To mark its twentieth anniversary, the Adolf Luther Foundation will augment the exhibition of award-winner Julius Popp by a show in Haus Lange featuring selected works by the Krefeld light artist Adolf Luther (1912- 1990).
Of all the artists who bade farewell to the panel painting in the early 1960s, Adolf Luther was one of the most radical. Glass, metal, mirrors, lenses, lasers and smoke were all equally part of the means he used for an art that spelt a sweeping rejection of the painted picture. Luther's Light Art was a reaction to the crisis in the painting; to the picture of reality that been made to totter by technology and scientific innovations. “I don't mean … light that produces colours but light when it is still energy.” As the artist once clarified. Backed by the theory of light developed by Planck and Einstein, which states that light is a substance that moves through space as either waves or corpuscles, Luther set out to tap the realms of energetic reality for his art. Already in the 1960s Luther devised installations using concave mirrors, lasers, and prisms in dialogue with scientists, technicians and engineers from industry, and was thus quick to step beyond the narrow bounds of the artist's discipline.
The exhibition in Krefeld's Museum Haus Lange emphasises Luther's scientific approach and shows his familiar light objects and spatial installations together with drafts, diagrams, citations and letters.
Apart from his classic light objects made with concave mirrors, whose powers of reflection create a luminous phenomenality that extends out before the objects into real space, spatial installations will be shown in which smoke becomes a medium for light.
In his “Focussierender Raum” (“Focussing Room” 1968) 41 concave mirrors lie on the floor, lit up by spotlights from the ceiling. The moment smoke enters the cones of light the focal points become visible. “An energetic sculpture comes into being. It is an ethereal configuration of changeability and evanescence.”
(Adolf Luther) c In his “Laser-Raum” (“Laser Room”, 1970) a laser beam alights on a slowly rotating perspex disk that is linked with a plain mirror. It dissolves into linear rays that articulate the space in all its three-dimensions. And the smoke makes the laser glow a ruby red.

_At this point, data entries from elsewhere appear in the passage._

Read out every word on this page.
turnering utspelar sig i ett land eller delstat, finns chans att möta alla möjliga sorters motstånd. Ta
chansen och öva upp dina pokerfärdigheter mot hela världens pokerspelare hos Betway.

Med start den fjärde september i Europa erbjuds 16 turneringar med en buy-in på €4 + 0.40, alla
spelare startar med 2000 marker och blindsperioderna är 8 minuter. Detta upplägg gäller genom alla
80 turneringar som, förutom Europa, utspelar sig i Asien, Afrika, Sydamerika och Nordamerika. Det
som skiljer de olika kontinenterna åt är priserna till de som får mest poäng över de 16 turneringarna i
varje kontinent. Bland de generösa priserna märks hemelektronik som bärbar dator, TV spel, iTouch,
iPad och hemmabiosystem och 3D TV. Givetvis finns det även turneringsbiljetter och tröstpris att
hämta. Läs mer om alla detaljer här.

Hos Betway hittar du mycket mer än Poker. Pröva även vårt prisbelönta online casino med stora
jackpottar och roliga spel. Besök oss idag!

In his moon project Festival 2000 (1976) Luther hit on the idea of extending the light-filled space out into the cosmos: an installation that envisaged using mirror satellites to place a dot of light on the dark side of the moon that would be visible to the entire world. Both the designs for this project as well as the installations can now be experienced anew on the top floor of Museum Haus Lange.